How Does Shoplifting Affect Companies?
If your business is experiencing heavy shoplifting losses, you are not alone. According to the National Association for Shoplifting Prevention, shoplifting results in losses of about $13 billion to U.S. businesses each year, and only about 2 percent of shoplifters are ever apprehended. Consequently, shoplifting can pose a serious threat to the viability of your business.
Shoplifting is a primary cause of shrinkage, which is the difference between your paper inventory and physical inventory. For instance, if your records indicate that your inventory on hand totals $10,000, but a physical count indicates you only have $8,000 in merchandise, the $2,000 difference is shrinkage. Shrinkage represents a permanent loss to your business, as you are losing potential revenues from goods that you paid for but no longer have.
Small retail businesses typically do not experience the same customer volume as their larger counterparts, which can create the need to sell goods at higher prices to generate a profit. Many small businesses may resort to raising prices even higher to make up for lost revenues caused by excessive shoplifting. This can place small businesses at a greater competitive disadvantage, as loyal customers may seek out other businesses that offer the same goods at a lower cost.
Businesses may beef up security in an effort to thwart shoplifting. Electronic surveillance systems create an additional business expense that small-business owners may find difficult to afford. More overt security measures, such as hiring a uniformed security guard to patrol the premises, may deter some shoplifters, but honest customers can resent the presence of guards. They may feel that you are invading their privacy or that you do not appreciate their patronage.

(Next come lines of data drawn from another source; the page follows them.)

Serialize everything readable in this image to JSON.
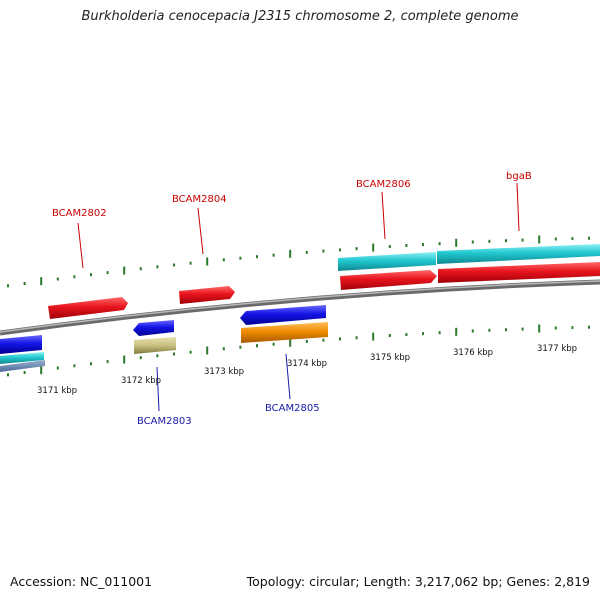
{
  "title": "Burkholderia cenocepacia J2315 chromosome 2, complete genome",
  "footer": {
    "accession": "Accession: NC_011001",
    "summary": "Topology: circular; Length: 3,217,062 bp; Genes: 2,819"
  },
  "colors": {
    "backbone": "#8a8a8a",
    "tick": "#2a7a2a",
    "label_top": "#cc0000",
    "label_bottom": "#1a1aaa",
    "gene_red": "#e8141e",
    "gene_blue": "#1414e6",
    "gene_cyan": "#22c8d0",
    "gene_orange": "#f08c00",
    "gene_khaki": "#c8c080"
  },
  "scale_labels": [
    "3171 kbp",
    "3172 kbp",
    "3173 kbp",
    "3174 kbp",
    "3175 kbp",
    "3176 kbp",
    "3177 kbp"
  ],
  "gene_labels_top": [
    "BCAM2802",
    "BCAM2804",
    "BCAM2806",
    "bgaB"
  ],
  "gene_labels_bottom": [
    "BCAM2803",
    "BCAM2805"
  ]
}
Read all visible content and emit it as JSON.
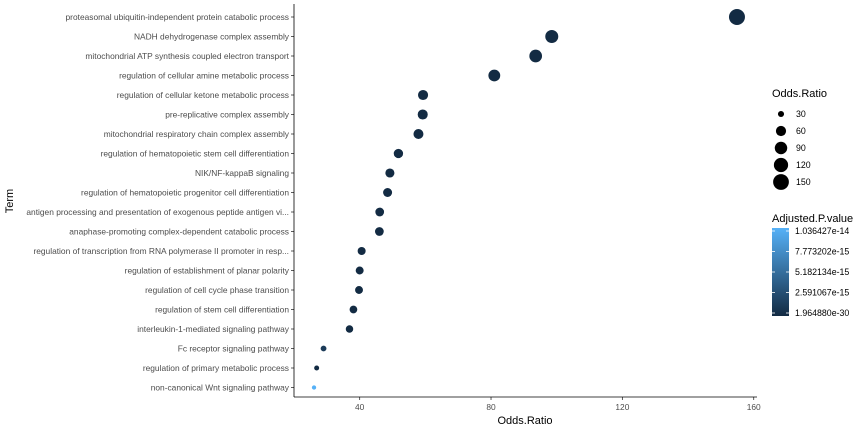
{
  "chart_data": {
    "type": "scatter",
    "xlabel": "Odds.Ratio",
    "ylabel": "Term",
    "xlim": [
      20,
      161
    ],
    "xticks": [
      40,
      80,
      120,
      160
    ],
    "grid": false,
    "legend_placement": "right",
    "size_legend": {
      "title": "Odds.Ratio",
      "values": [
        30,
        60,
        90,
        120,
        150
      ]
    },
    "color_legend": {
      "title": "Adjusted.P.value",
      "labels": [
        "1.036427e-14",
        "7.773202e-15",
        "5.182134e-15",
        "2.591067e-15",
        "1.964880e-30"
      ],
      "low_color": "#132B43",
      "high_color": "#56B1F7"
    },
    "points": [
      {
        "term": "proteasomal ubiquitin-independent protein catabolic process",
        "odds_ratio": 154.9,
        "color": "#132B43"
      },
      {
        "term": "NADH dehydrogenase complex assembly",
        "odds_ratio": 98.5,
        "color": "#132B43"
      },
      {
        "term": "mitochondrial ATP synthesis coupled electron transport",
        "odds_ratio": 93.6,
        "color": "#132B43"
      },
      {
        "term": "regulation of cellular amine metabolic process",
        "odds_ratio": 81.0,
        "color": "#132B43"
      },
      {
        "term": "regulation of cellular ketone metabolic process",
        "odds_ratio": 59.3,
        "color": "#132B43"
      },
      {
        "term": "pre-replicative complex assembly",
        "odds_ratio": 59.2,
        "color": "#132B43"
      },
      {
        "term": "mitochondrial respiratory chain complex assembly",
        "odds_ratio": 57.9,
        "color": "#132B43"
      },
      {
        "term": "regulation of hematopoietic stem cell differentiation",
        "odds_ratio": 51.8,
        "color": "#132B43"
      },
      {
        "term": "NIK/NF-kappaB signaling",
        "odds_ratio": 49.2,
        "color": "#132B43"
      },
      {
        "term": "regulation of hematopoietic progenitor cell differentiation",
        "odds_ratio": 48.5,
        "color": "#132B43"
      },
      {
        "term": "antigen processing and presentation of exogenous peptide antigen vi...",
        "odds_ratio": 46.1,
        "color": "#132B43"
      },
      {
        "term": "anaphase-promoting complex-dependent catabolic process",
        "odds_ratio": 46.0,
        "color": "#132B43"
      },
      {
        "term": "regulation of transcription from RNA polymerase II promoter in resp...",
        "odds_ratio": 40.6,
        "color": "#132B43"
      },
      {
        "term": "regulation of establishment of planar polarity",
        "odds_ratio": 40.0,
        "color": "#132B43"
      },
      {
        "term": "regulation of cell cycle phase transition",
        "odds_ratio": 39.8,
        "color": "#132B43"
      },
      {
        "term": "regulation of stem cell differentiation",
        "odds_ratio": 38.1,
        "color": "#132B43"
      },
      {
        "term": "interleukin-1-mediated signaling pathway",
        "odds_ratio": 36.9,
        "color": "#132B43"
      },
      {
        "term": "Fc receptor signaling pathway",
        "odds_ratio": 29.0,
        "color": "#1C3B59"
      },
      {
        "term": "regulation of primary metabolic process",
        "odds_ratio": 26.9,
        "color": "#132B43"
      },
      {
        "term": "non-canonical Wnt signaling pathway",
        "odds_ratio": 26.1,
        "color": "#56B1F7"
      }
    ]
  }
}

According to Rutgers University, the true cost of shoplifting is directly related to your business's overall profit margin. For instance, is your profit margin is 10 percent and someone steals a $20 item, it takes $200 worth of sales to make up for the loss. Businesses operating with lower profit margins feel the impact even more, as they have a diminished capacity to absorb a shoplifting loss. If your profit margin is 1 percent, it takes $2,000 in sales to recover for that same $20 loss.